Elranatamab-Bcmm Injection, for Subcutaneous Use (Elrexfio™) HCPCS Code J9999 - Not Otherwise Classified, Antineoplastic Drugs: Billing Guidelines

Effective with date of service Aug. 15, 2023, the NC Medicaid programs cover elranatamab-bcmm injection, for subcutaneous use (Elrexfio).

Effective with date of service Aug. 15, 2023, NC Medicaid Direct and NC Medicaid Managed Care cover elranatamab-bcmm injection, for subcutaneous use (Elrexfio) for use in the Physician Administered Drug Program (PADP) when billed with HCPCS code J9999 - Not otherwise classified, antineoplastic drugs. 

Strength/Package Sizes:
Injection:

  • 76 mg/1.9 mL (40 mg/mL) in a single-dose vial.
  • 44 mg/1.1 mL (40 mg/mL) in a single-dose vial. 

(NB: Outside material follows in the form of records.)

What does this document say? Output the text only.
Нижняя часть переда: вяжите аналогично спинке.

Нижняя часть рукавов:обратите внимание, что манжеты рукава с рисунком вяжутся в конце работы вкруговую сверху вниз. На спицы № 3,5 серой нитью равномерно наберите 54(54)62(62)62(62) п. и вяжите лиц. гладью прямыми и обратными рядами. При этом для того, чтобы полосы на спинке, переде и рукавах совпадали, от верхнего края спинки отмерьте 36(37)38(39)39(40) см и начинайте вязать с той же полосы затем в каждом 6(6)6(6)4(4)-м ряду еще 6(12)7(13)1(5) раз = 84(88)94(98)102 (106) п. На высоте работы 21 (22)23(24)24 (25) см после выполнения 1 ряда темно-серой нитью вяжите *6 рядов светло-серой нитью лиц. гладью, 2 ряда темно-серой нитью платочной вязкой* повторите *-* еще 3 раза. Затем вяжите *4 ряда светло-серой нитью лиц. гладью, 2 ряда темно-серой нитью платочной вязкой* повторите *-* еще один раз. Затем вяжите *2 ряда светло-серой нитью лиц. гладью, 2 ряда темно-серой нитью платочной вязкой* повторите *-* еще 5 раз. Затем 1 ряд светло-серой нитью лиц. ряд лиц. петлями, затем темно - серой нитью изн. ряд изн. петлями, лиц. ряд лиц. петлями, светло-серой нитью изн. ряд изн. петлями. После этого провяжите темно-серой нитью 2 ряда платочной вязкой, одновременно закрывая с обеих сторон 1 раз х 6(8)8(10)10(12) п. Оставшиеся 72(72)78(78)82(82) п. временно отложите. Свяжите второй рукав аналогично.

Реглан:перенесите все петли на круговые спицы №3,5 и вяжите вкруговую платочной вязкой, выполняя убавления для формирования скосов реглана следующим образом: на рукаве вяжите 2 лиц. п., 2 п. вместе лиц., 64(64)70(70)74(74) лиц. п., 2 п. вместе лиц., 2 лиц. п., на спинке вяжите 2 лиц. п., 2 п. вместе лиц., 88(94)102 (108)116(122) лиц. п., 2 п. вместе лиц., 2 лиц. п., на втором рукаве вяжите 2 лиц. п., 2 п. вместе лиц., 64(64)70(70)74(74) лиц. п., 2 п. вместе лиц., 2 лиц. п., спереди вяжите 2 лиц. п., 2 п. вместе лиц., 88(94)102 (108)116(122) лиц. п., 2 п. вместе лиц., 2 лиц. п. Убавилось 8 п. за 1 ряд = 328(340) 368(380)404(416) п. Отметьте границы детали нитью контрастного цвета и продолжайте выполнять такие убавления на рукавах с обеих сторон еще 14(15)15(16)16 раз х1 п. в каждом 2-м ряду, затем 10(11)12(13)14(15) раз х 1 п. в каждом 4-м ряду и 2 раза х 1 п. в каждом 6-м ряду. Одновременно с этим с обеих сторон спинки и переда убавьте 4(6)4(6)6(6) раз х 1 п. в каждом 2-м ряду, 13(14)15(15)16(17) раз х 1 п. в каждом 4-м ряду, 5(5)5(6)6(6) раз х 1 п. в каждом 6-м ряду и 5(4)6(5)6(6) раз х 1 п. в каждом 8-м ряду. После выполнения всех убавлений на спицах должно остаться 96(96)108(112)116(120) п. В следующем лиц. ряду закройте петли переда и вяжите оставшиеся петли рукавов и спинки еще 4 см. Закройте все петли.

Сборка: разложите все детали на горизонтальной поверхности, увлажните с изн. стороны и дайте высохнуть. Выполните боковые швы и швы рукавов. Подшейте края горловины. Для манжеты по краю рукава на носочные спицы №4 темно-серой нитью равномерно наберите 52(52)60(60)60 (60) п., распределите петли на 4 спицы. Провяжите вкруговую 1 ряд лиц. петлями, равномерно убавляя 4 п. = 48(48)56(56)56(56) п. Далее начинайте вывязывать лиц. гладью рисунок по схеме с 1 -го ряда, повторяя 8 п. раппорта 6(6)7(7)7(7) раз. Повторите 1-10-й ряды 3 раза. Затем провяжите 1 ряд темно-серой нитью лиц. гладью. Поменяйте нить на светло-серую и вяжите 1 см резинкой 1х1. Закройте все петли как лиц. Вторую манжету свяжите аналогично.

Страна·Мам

Elranatamab-bcmm injection, for subcutaneous use, is indicated for the treatment of adult patients age 18 and over with relapsed or refractory multiple myeloma who have received at least four prior lines of therapy including a proteasome inhibitor, an immunomodulatory agent, and an anti-CD38 monoclonal antibody. 

Recommended Dose:
Step-up Dosing Schedule:

  • Day 1: 12 mg
  • Day 4: 32 mg
  • Day 8: 76 mg

Weekly Dosing Schedule:  

  • One week after first treatment dose and weekly thereafter through week 24: 76 mg

Biweekly (Every Two Weeks) Dosing Schedule:  

  • Week 25 and every two weeks thereafter: 76 mg

NOTE: For responders only week 25 onward

See full prescribing information for further detail. 

For Medicaid Billing

  • The ICD-10-CM diagnosis codes required for billing are:
    • C90.00 - Multiple myeloma not having achieved remission;
    • C90.02 - Multiple myeloma in relapse
  • Providers must bill with HCPCS code: J9999 - Not otherwise classified, antineoplastic drugs
  • One Medicaid unit of coverage is: 1 mg  
  • The maximum reimbursement rate per unit is: $185.45755
  • Providers must bill 11-digit NDCs and appropriate NDC units. The NDCs are: 00069-2522-02, 00069-4494-02 
  • The NDC units should be reported as "UN1"
  • For additional information, refer to the January 2012, Special Bulletin, National Drug Code Implementation Update.
  • For additional information regarding NDC claim requirements related to the PADP, refer to the PADP Clinical Coverage Policy 1B, Attachment A, H.7 on NC Medicaid's website.
  • Providers shall bill their usual and customary charge for non-340B drugs.
  • PADP reimburses for drugs billed for Medicaid beneficiaries by 340B participating providers who have registered with the Office of Pharmacy Affairs (OPA). Providers billing for 340B drugs shall bill the cost that is their actual acquisition cost. Providers shall indicate that a drug was purchased under a 340B purchasing agreement by appending the "UD" modifier on the drug detail.
  • The fee schedule for the PADP is available on the NC Medicaid Fee Schedule & Covered Code portal.

ICD-10-CM Manual. American Medical Association, 2023 manual.

*Information current as of Sept. 18, 2023, and is not a substitute for professional judgment. For full prescribing information, please refer to current package insert or other appropriate sources prior to making clinical judgments.